Au cours de cette nouvelle décennie, 400 ménages d’une personne font leur éclosion en moyenne journalière. Le Bureau National des Statistiques dénombrait 1,64 million de ménages d’une personne en 1995. En 2007, ce chiffre a été multiplié par deux pour atteindre 3,3 million de ménages. En pourcentage, la part de ces derniers est passée de 12,7% à 20,1%. Le Bureau National des Statistiques anticipe 4,71 millions de ménages d’une personne (23,7%) en 2030. Si on comptabilise les jeunes s’installant en dehors du cadre familial tout en restant rattaché au foyer fiscal de leur parents, les spécialistes estiment que ce chiffre peut atteindre entre 6 et 6,5 millions. En 2030, sur l’ensemble des ménages, la part combinée des solistes et des ménages en couple dépassera 51,8%.

Kyungsook Park, professeur en sociologie à l’Université Nationale de Séoul, explique que “le fléchissement de la cohabitation familiale comme le mariage ou l’assistance parentale est la principale raison de l’augmentation des ménages à une personne. Ces derniers sont par ailleurs très diverses dans ses formes. Les jeunes repoussant l’âge du mariage et les personnages âgées vivant seules sont les plus représentatifs. Les personnes ayant un(e) concubin(e) / conjoint(e) mais vivant seules en raison de leur profession ou des études à l’étranger de leur progéniture sont estimés à 3,6 millions.

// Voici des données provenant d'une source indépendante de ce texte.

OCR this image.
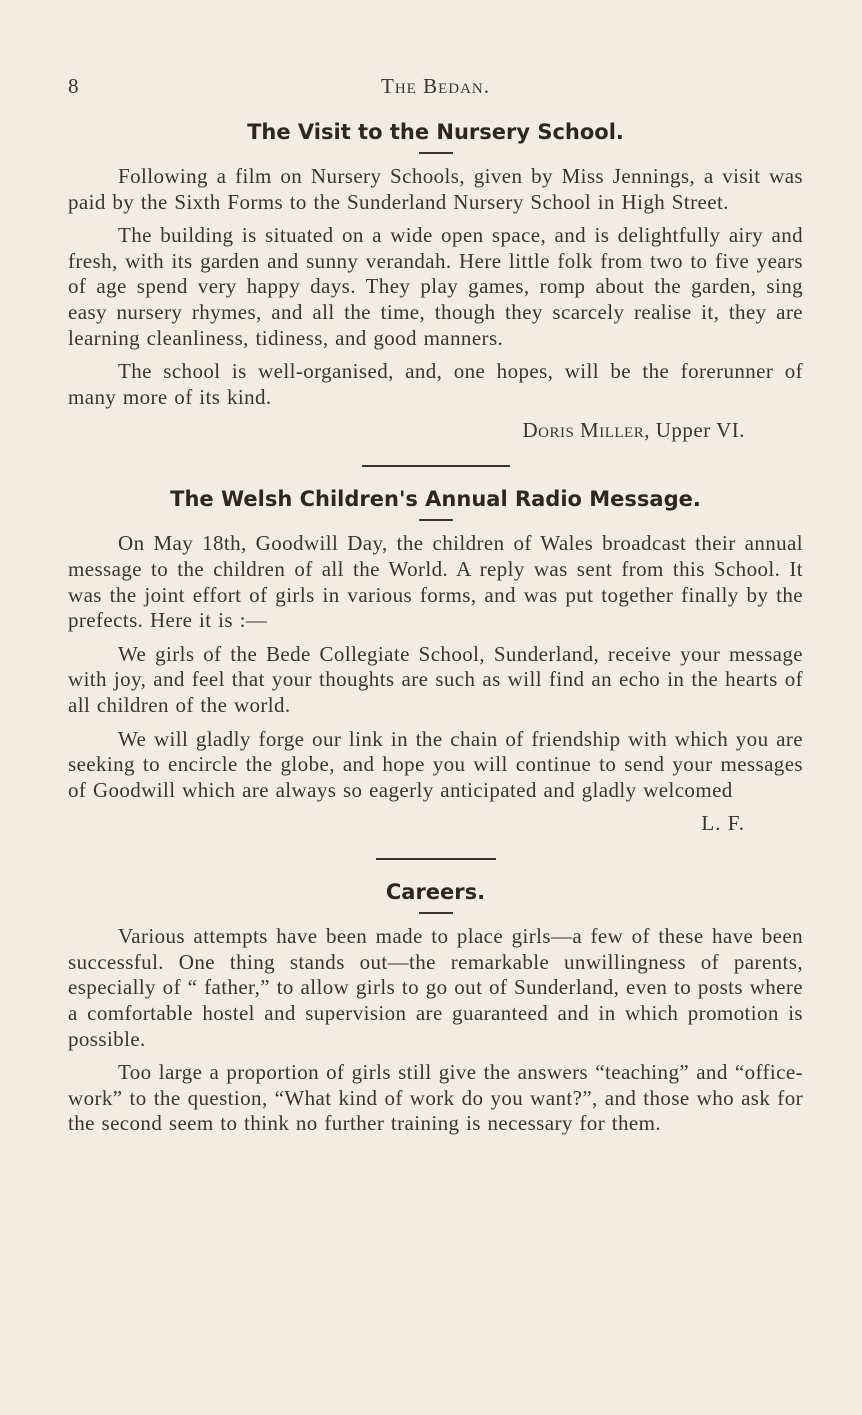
8	The Bedan.
The Visit to the Nursery School.

Following a film on Nursery Schools, given by Miss Jennings, a visit was paid by the Sixth Forms to the Sunderland Nursery School in High Street.

The building is situated on a wide open space, and is delightfully airy and fresh, with its garden and sunny verandah. Here little folk from two to five years of age spend very happy days. They play games, romp about the garden, sing easy nursery rhymes, and all the time, though they scarcely realise it, they are learning cleanliness, tidiness, and good manners.

The school is well-organised, and, one hopes, will be the forerunner of many more of its kind.

Doris Miller, Upper VI.
The Welsh Children's Annual Radio Message.

On May 18th, Goodwill Day, the children of Wales broadcast their annual message to the children of all the World. A reply was sent from this School. It was the joint effort of girls in various forms, and was put together finally by the prefects. Here it is :—

We girls of the Bede Collegiate School, Sunderland, receive your message with joy, and feel that your thoughts are such as will find an echo in the hearts of all children of the world.

We will gladly forge our link in the chain of friendship with which you are seeking to encircle the globe, and hope you will continue to send your messages of Goodwill which are always so eagerly anticipated and gladly welcomed

L. F.
Careers.

Various attempts have been made to place girls—a few of these have been successful. One thing stands out—the remarkable unwillingness of parents, especially of “ father,” to allow girls to go out of Sunderland, even to posts where a comfortable hostel and supervision are guaranteed and in which promotion is possible.

Too large a proportion of girls still give the answers “teaching” and “office-work” to the question, “What kind of work do you want?”, and those who ask for the second seem to think no further training is necessary for them.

Les solistes se consacrent à construire via différentes associations un réseau de contacts faisant office de parents. Yeonwook Lee, 36 ans et gérante d’un institut de cours privés, partage ses préoccupations d'ordre privé avec plusieurs célibataires de ces associations qu’elle considère comme une seconde famille. “Il y a beaucoup d’affinités entre nous et dès que le temps nous le permet nous voyons des spectacles ou nous voyageons ensemble comme une vraie famille” confie t-elle. Difficile d’ignorer l’influence des ménages d’une personne quand on sait que l’association du portail web Naver a multiplié le nombre de ses adhérents par 60 (de 8 187 à 491 164 membres).

La structure industrielle et économique est aussi en cours d’évolution. Samsung Economic Research Institute a estimé en se basant sur les chiffres de 2004 que le marché des ménages d’une personne a rapporté 6 trillions de wons(3,86 milliards d’euros) à l’industrie des produits pour célibataires. Le marché des animaux domestiques, en pleine croissance, a également rapporté 2 trillions de wons (1,29 milliards d’euros).

Les personnes âgées vivant seuls, éclipsés dans l’univers des seniors, est entrain de créer un nouveau marché à part entière. Le marché de l’aide aux personnes âgées rapportera cette année 840 milliards de wons et 1,7 trillion de wons en 2010. Un spécialiste de l’industrie concernée prévoit que l’ensemble du marché des ménages d’une personne vaudra plusieurs dizaines de trillions de wons.

Sookhwi Choi, chercheur principal chez Samsung Economic Research Institute, considère que “du fait de l’augmentation des ménages d’une personne, la structure de production est tout simplement passée d’une gamme de produits limitée à un éventail large et varié dont le volume devient considérable”.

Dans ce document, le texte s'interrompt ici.